Two more days were spent in the journey, and then, upon his guests beginning to manifest some impatience, the sultan announced that they were now on the borders of the tiger country; and that afternoon there were preparations for a beat when a couple of tigers were seen, but they managed to escape.

The sultan smilingly told his guests that at the end of another march the game would be more plentiful; and once more there was a steady tramp along one of the narrow jungle-paths, into a country wilder than ever—for they were away from the rivers now, and no traces of cultivation had been seen.

There was no dissatisfaction, though, for if the officers shot no tigers they found plenty of jungle-fowl and snipe, upon which they tried their powers with the gun, and made goodly bags of delicious little birds to add to the daily bill of fare.

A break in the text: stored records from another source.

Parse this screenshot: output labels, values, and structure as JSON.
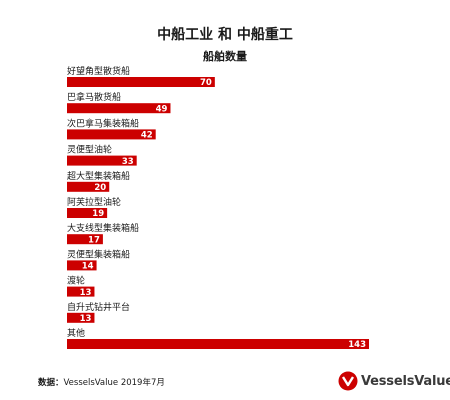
{
  "chart_data": {
    "type": "bar",
    "orientation": "horizontal",
    "title": "中船工业 和 中船重工",
    "subtitle": "船舶数量",
    "categories": [
      "好望角型散货船",
      "巴拿马散货船",
      "次巴拿马集装箱船",
      "灵便型油轮",
      "超大型集装箱船",
      "阿芙拉型油轮",
      "大支线型集装箱船",
      "灵便型集装箱船",
      "渡轮",
      "自升式钻井平台",
      "其他"
    ],
    "values": [
      70,
      49,
      42,
      33,
      20,
      19,
      17,
      14,
      13,
      13,
      143
    ],
    "xlim": [
      0,
      143
    ],
    "bar_color": "#cc0000",
    "grid": false,
    "legend": false
  },
  "footer": {
    "source_label": "数据：",
    "source_text": "VesselsValue 2019年7月"
  },
  "brand": {
    "name": "VesselsValue",
    "color": "#cc0000"
  }
}
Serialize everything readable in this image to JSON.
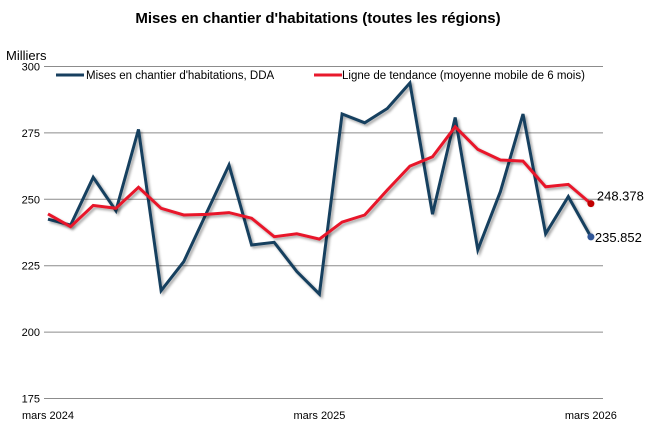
{
  "chart_data": {
    "type": "line",
    "title": "Mises en chantier d'habitations (toutes les régions)",
    "ylabel": "Milliers",
    "xlabel": "",
    "ylim": [
      175,
      300
    ],
    "yticks": [
      175,
      200,
      225,
      250,
      275,
      300
    ],
    "x_tick_labels": [
      "mars 2024",
      "mars 2025",
      "mars 2026"
    ],
    "x": [
      "2024-03",
      "2024-04",
      "2024-05",
      "2024-06",
      "2024-07",
      "2024-08",
      "2024-09",
      "2024-10",
      "2024-11",
      "2024-12",
      "2025-01",
      "2025-02",
      "2025-03",
      "2025-04",
      "2025-05",
      "2025-06",
      "2025-07",
      "2025-08",
      "2025-09",
      "2025-10",
      "2025-11",
      "2025-12",
      "2026-01",
      "2026-02",
      "2026-03"
    ],
    "grid": true,
    "legend_position": "top",
    "series": [
      {
        "name": "Mises en chantier d'habitations, DDA",
        "color": "#173f5f",
        "values": [
          242.5,
          240.3,
          258.3,
          245.7,
          276.3,
          215.6,
          226.5,
          244.7,
          262.9,
          232.8,
          233.8,
          222.8,
          214.3,
          282.1,
          278.8,
          284.2,
          293.8,
          244.4,
          280.8,
          231.0,
          252.9,
          282.1,
          237.0,
          251.0,
          235.852
        ],
        "end_label": "235.852"
      },
      {
        "name": "Ligne de tendance (moyenne mobile de 6 mois)",
        "color": "#e8192c",
        "values": [
          244.5,
          239.7,
          247.7,
          246.6,
          254.5,
          246.6,
          244.1,
          244.3,
          245.0,
          242.9,
          235.9,
          237.0,
          235.0,
          241.4,
          244.1,
          253.5,
          262.5,
          266.0,
          277.3,
          268.8,
          264.8,
          264.4,
          254.7,
          255.6,
          248.378
        ],
        "end_label": "248.378"
      }
    ]
  }
}
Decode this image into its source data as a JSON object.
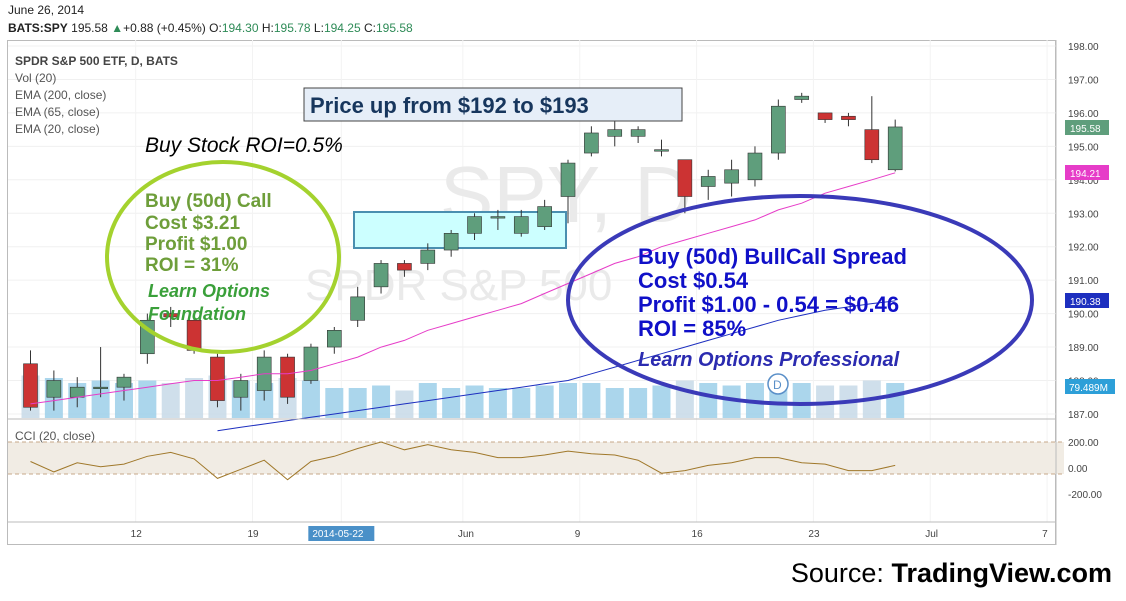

Another day, and still another, in which the expedition penetrated farther and farther into the forest wild. The officers were delighted, and Doctor Bolter in raptures. He had obtained specimens of the atlas moth, a large flap-winged insect, as large across as a moderate dish; he had shot sun-birds, azure kingfishers, gapers, chatterers, parroquets; and his last achievement had been to kill a boa-constrictor twenty-four feet long.